Fue el primer presidente del FMLN, Mauricio Funes, el que impulsó una tregua con las organizaciones criminales para presentar una falsa percepción de la reducción de la violencia, cuando, en realidad, había pactado pagos y beneficios para los pandilleros a cambio de disminuir sus acciones criminales.

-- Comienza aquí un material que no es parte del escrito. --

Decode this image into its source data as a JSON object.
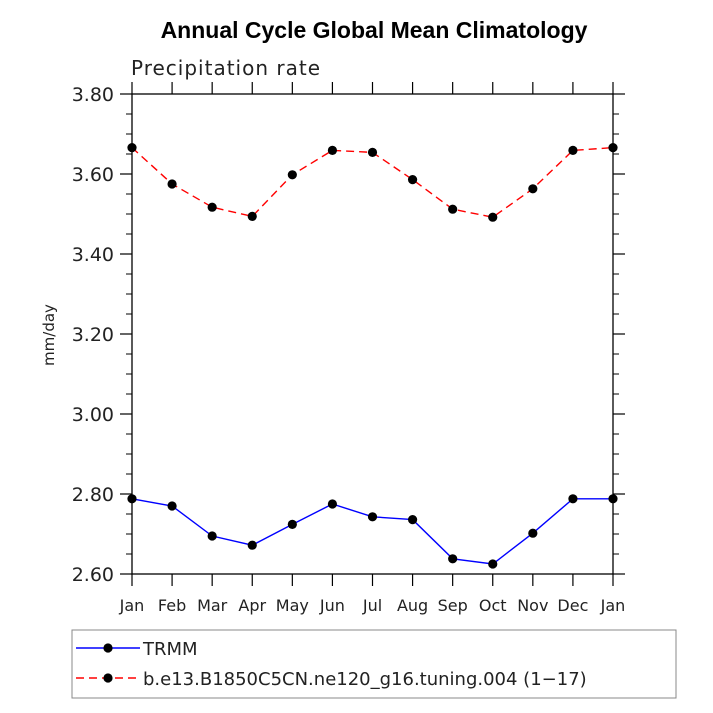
{
  "chart_data": {
    "type": "line",
    "title": "Annual Cycle Global Mean Climatology",
    "subtitle": "Precipitation rate",
    "xlabel": "",
    "ylabel": "mm/day",
    "ylim": [
      2.6,
      3.8
    ],
    "y_ticks": [
      "2.60",
      "2.80",
      "3.00",
      "3.20",
      "3.40",
      "3.60",
      "3.80"
    ],
    "categories": [
      "Jan",
      "Feb",
      "Mar",
      "Apr",
      "May",
      "Jun",
      "Jul",
      "Aug",
      "Sep",
      "Oct",
      "Nov",
      "Dec",
      "Jan"
    ],
    "grid": false,
    "legend_position": "bottom",
    "series": [
      {
        "name": "TRMM",
        "color": "#0000ff",
        "dash": "solid",
        "values": [
          2.788,
          2.77,
          2.695,
          2.672,
          2.724,
          2.775,
          2.743,
          2.736,
          2.638,
          2.625,
          2.702,
          2.788,
          2.788
        ]
      },
      {
        "name": "b.e13.B1850C5CN.ne120_g16.tuning.004 (1−17)",
        "color": "#ff0000",
        "dash": "dashed",
        "values": [
          3.666,
          3.575,
          3.517,
          3.494,
          3.598,
          3.659,
          3.654,
          3.586,
          3.512,
          3.492,
          3.563,
          3.659,
          3.666
        ]
      }
    ]
  }
}
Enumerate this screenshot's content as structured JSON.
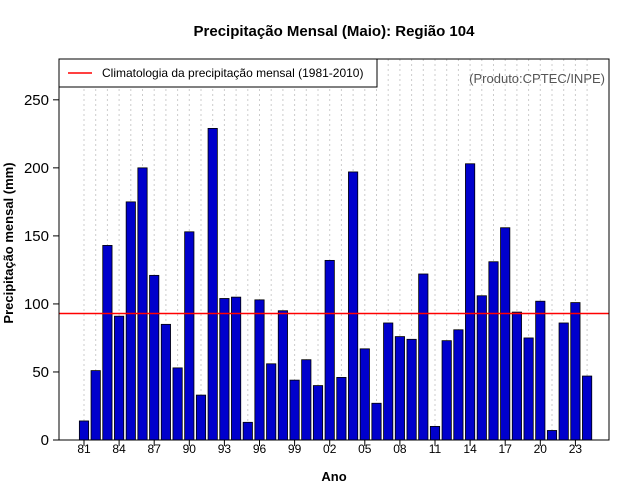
{
  "chart_data": {
    "type": "bar",
    "title": "Precipitação Mensal (Maio): Região 104",
    "xlabel": "Ano",
    "ylabel": "Precipitação mensal (mm)",
    "source": "(Produto:CPTEC/INPE)",
    "legend": {
      "label": "Climatologia da precipitação mensal (1981-2010)",
      "position": "top-left"
    },
    "ylim": [
      0,
      280
    ],
    "yticks": [
      0,
      50,
      100,
      150,
      200,
      250
    ],
    "xtick_labels": [
      "81",
      "84",
      "87",
      "90",
      "93",
      "96",
      "99",
      "02",
      "05",
      "08",
      "11",
      "14",
      "17",
      "20",
      "23"
    ],
    "xtick_indices": [
      0,
      3,
      6,
      9,
      12,
      15,
      18,
      21,
      24,
      27,
      30,
      33,
      36,
      39,
      42
    ],
    "climatology": 93,
    "categories": [
      "1981",
      "1982",
      "1983",
      "1984",
      "1985",
      "1986",
      "1987",
      "1988",
      "1989",
      "1990",
      "1991",
      "1992",
      "1993",
      "1994",
      "1995",
      "1996",
      "1997",
      "1998",
      "1999",
      "2000",
      "2001",
      "2002",
      "2003",
      "2004",
      "2005",
      "2006",
      "2007",
      "2008",
      "2009",
      "2010",
      "2011",
      "2012",
      "2013",
      "2014",
      "2015",
      "2016",
      "2017",
      "2018",
      "2019",
      "2020",
      "2021",
      "2022",
      "2023",
      "2024"
    ],
    "values": [
      14,
      51,
      143,
      91,
      175,
      200,
      121,
      85,
      53,
      153,
      33,
      229,
      104,
      105,
      13,
      103,
      56,
      95,
      44,
      59,
      40,
      132,
      46,
      197,
      67,
      27,
      86,
      76,
      74,
      122,
      10,
      73,
      81,
      203,
      106,
      131,
      156,
      94,
      75,
      102,
      7,
      86,
      101,
      47
    ],
    "colors": {
      "bar": "#0000cc",
      "bar_edge": "#000000",
      "climatology": "#ff0000",
      "grid": "#cccccc"
    }
  }
}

Funes buscó como intermediarios a personeros de ARENA y del FMLN, Paolo Lüers y Raúl Mijango, pero también logró que la Organización de Estados Americanos (OEA), dirigida entonces por José Miguel Insulza, avalara la tregua con los criminales, y destacó incluso a un representante para que sirviera como testigo de ominosas farsas de «desarme» de pandilleros.
La tregua solo sirvió para que los pandilleros se fortalecieran, hicieran dinero, compraran armas y sembraran cementerios clandestinos en el país, pues hacían desaparecer los cuerpos de sus víctimas para encubrir los asesinatos que cometían.
Ahora que el Gobierno del presidente Nayib Bukele implementa redadas masivas contra pandilleros que cometieron una masacre, ahora que extiende las medidas restrictivas en las cárceles salen voceros de los que antes avalaron las treguas reclamando «violación de los derechos humanos».
Por repugnante que suene, estos activistas salen en defensa de los asesinos de salvadoreños, de los que obligaron a ciudadanos honrados a abandonar sus casas y les robaron el fruto de su trabajo por medio de las extorsiones. ¿Dónde estaban cuando los derechos humanos de millares de salvadoreños eran pisoteados por estos criminales?
«Llévense su peste (las pandillas) de nuestro país», dijo el presidente Bukele a la OEA y a la CIDH, que han salido a criticar el trato a los pandilleros en prisión y las capturas de sus cómplices en las calles.
Ningún salvadoreño decente puede estar a favor de olvidar los vejámenes y las atrocidades cometidos por los pandilleros. El masivo despliegue de las fuerzas de seguridad logró detener la irracional violencia que desataron las organizaciones criminales y es una prueba de que se han tomado las decisiones correctas.
Es imposible entender cómo alguien puede estar a favor de los criminales más abyectos que han asolado a El Salvador y oponerse a que sean capturados y llevados ante la justicia para que paguen por sus delitos.